Life as an adult is hard and scary and sometimes really embarrassing. I’ve had my share of embarrassing moments. I bet you can relate. I’ve learned throughout my 33 years, that most of those moments come from a lack of confidence.
Confidence is a tricky emotion. It’s always there; we just have to find it.
My first television reporting gig was in a town called Beaumont, Texas. It was far away from friends and family back home in Nebraska which was good and bad. Bad because I missed them terribly; good because no one I knew could watch me fumble on live television. Why is it easier to mess up in front of strangers?
But back to Beaumont.
The day my first television story aired on live TV was both wonderful and terrifying. Moments before it was slotted to air, I ran to the nearest bathroom stall and locked myself inside. I assume it all went well enough, although I can’t be sure. When the news was over, I left the bathroom stall and ventured home without speaking to anyone. My confidence was shattered.
The next day, a seasoned reporter took me into the sound booth and gave me a piece of advice. She said, “Leslie, anytime you get nervous just tell yourself you’re awesome.”
It sounds a bit arrogant, but it really works. You are awesome. You know this. I do too.

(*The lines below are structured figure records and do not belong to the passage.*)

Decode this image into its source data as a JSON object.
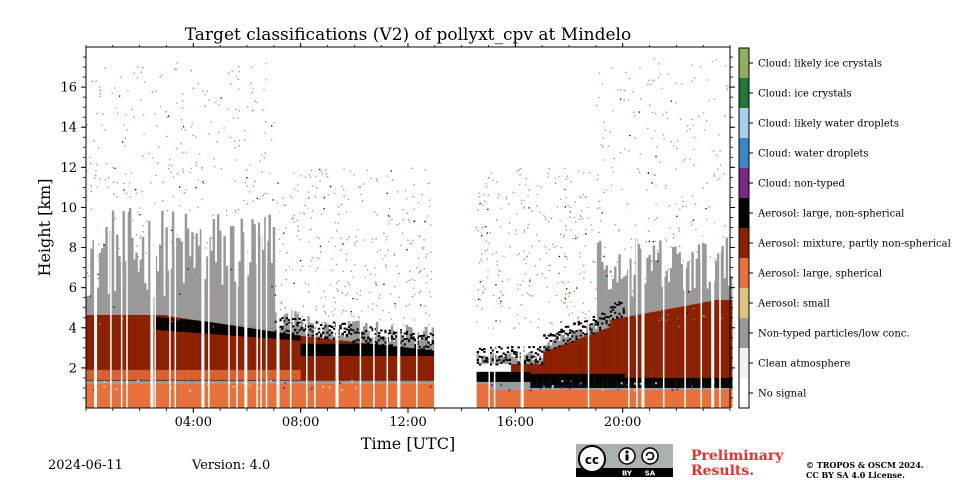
{
  "chart_data": {
    "type": "heatmap",
    "title": "Target classifications (V2) of pollyxt_cpv at Mindelo",
    "xlabel": "Time [UTC]",
    "ylabel": "Height [km]",
    "xlim": [
      0,
      24
    ],
    "ylim": [
      0,
      18
    ],
    "x_ticks": [
      "04:00",
      "08:00",
      "12:00",
      "16:00",
      "20:00"
    ],
    "y_ticks": [
      "2",
      "4",
      "6",
      "8",
      "10",
      "12",
      "14",
      "16"
    ],
    "x_tick_values": [
      4,
      8,
      12,
      16,
      20
    ],
    "y_tick_values": [
      2,
      4,
      6,
      8,
      10,
      12,
      14,
      16
    ],
    "no_data_gap_hours": [
      12.9,
      14.5
    ],
    "legend": [
      {
        "label": "Cloud: likely ice crystals",
        "color": "#8fb060"
      },
      {
        "label": "Cloud: ice crystals",
        "color": "#1b7837"
      },
      {
        "label": "Cloud: likely water droplets",
        "color": "#a6d0f2"
      },
      {
        "label": "Cloud: water droplets",
        "color": "#3a86c8"
      },
      {
        "label": "Cloud: non-typed",
        "color": "#762a83"
      },
      {
        "label": "Aerosol: large, non-spherical",
        "color": "#000000"
      },
      {
        "label": "Aerosol: mixture, partly non-spherical",
        "color": "#8b2102"
      },
      {
        "label": "Aerosol: large, spherical",
        "color": "#e8703a"
      },
      {
        "label": "Aerosol: small",
        "color": "#e0c47a"
      },
      {
        "label": "Non-typed particles/low conc.",
        "color": "#999999"
      },
      {
        "label": "Clean atmosphere",
        "color": "#f2f2f2"
      },
      {
        "label": "No signal",
        "color": "#ffffff"
      }
    ]
  },
  "footer": {
    "date": "2024-06-11",
    "version": "Version: 4.0",
    "preliminary_line1": "Preliminary",
    "preliminary_line2": "Results.",
    "copyright_line1": "© TROPOS & OSCM 2024.",
    "copyright_line2": "CC BY SA 4.0 License.",
    "cc_by": "BY",
    "cc_sa": "SA",
    "cc_mark": "cc"
  }
}
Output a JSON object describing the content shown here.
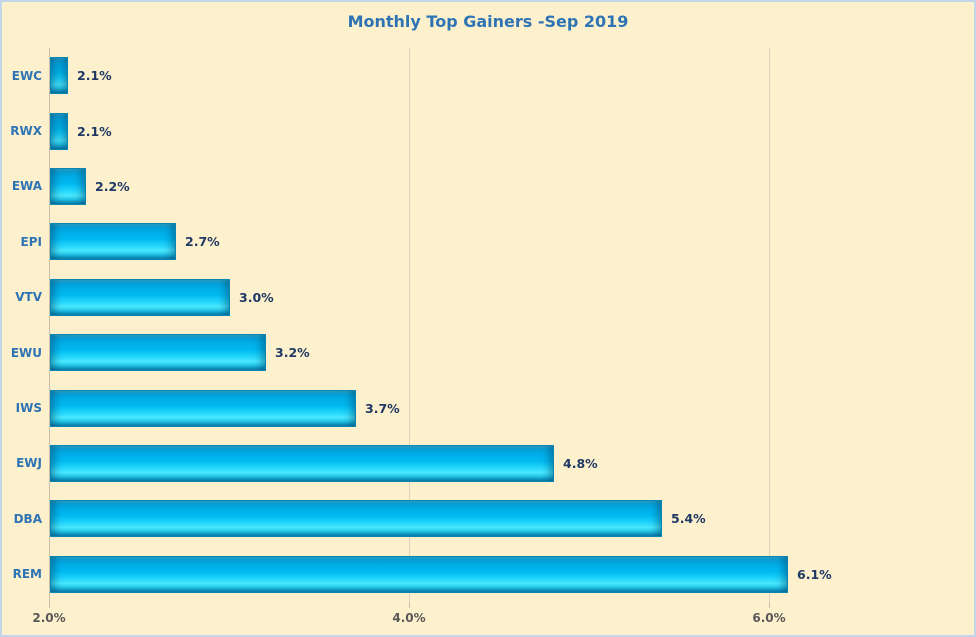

But sometimes it takes adults a bit of convincing to really believe.
We weren’t always like this. Throughout the years we’ve let the bad words or negative emotions sink into our souls, crushing our confidence along the way. But when we’re young, before the bad has made its way into our lives, our confidence soars.
I was reminded of this last week during a Kindergarten talent show. Each kid walked to the front of the room to show off their perspective talents; joke telling, singing, a few dance techniques and sports moves hit the make-believe stage. By the time my daughter made her way to the front, my heart was racing. (Yes, I was nervous for a Kindergarten talent show. I recognize there’s a long road ahead in this parenthood journey.) Her talent: reading a book while hula hopping. She made it to the last page of her book and then her hula hoop dropped.
I was crushed. She wasn’t fazed. She picked it up and finished with a huge smile.
On our walk home I told her she was so awesome! To which she responded, “I know, mom. I was awesome.”
And here’s today’s point. If a 6-year-old can grasp her awesomeness, surely we can, too. We are awesome at age 6, or 36, or 56, or 76. You get the point. Let’s remind one another how awesome we all are. I think it will help make this life a little less scary and a whole lot more confident.
And confidence keeps people from locking themselves in bathrooms stalls. I’m still working on that one.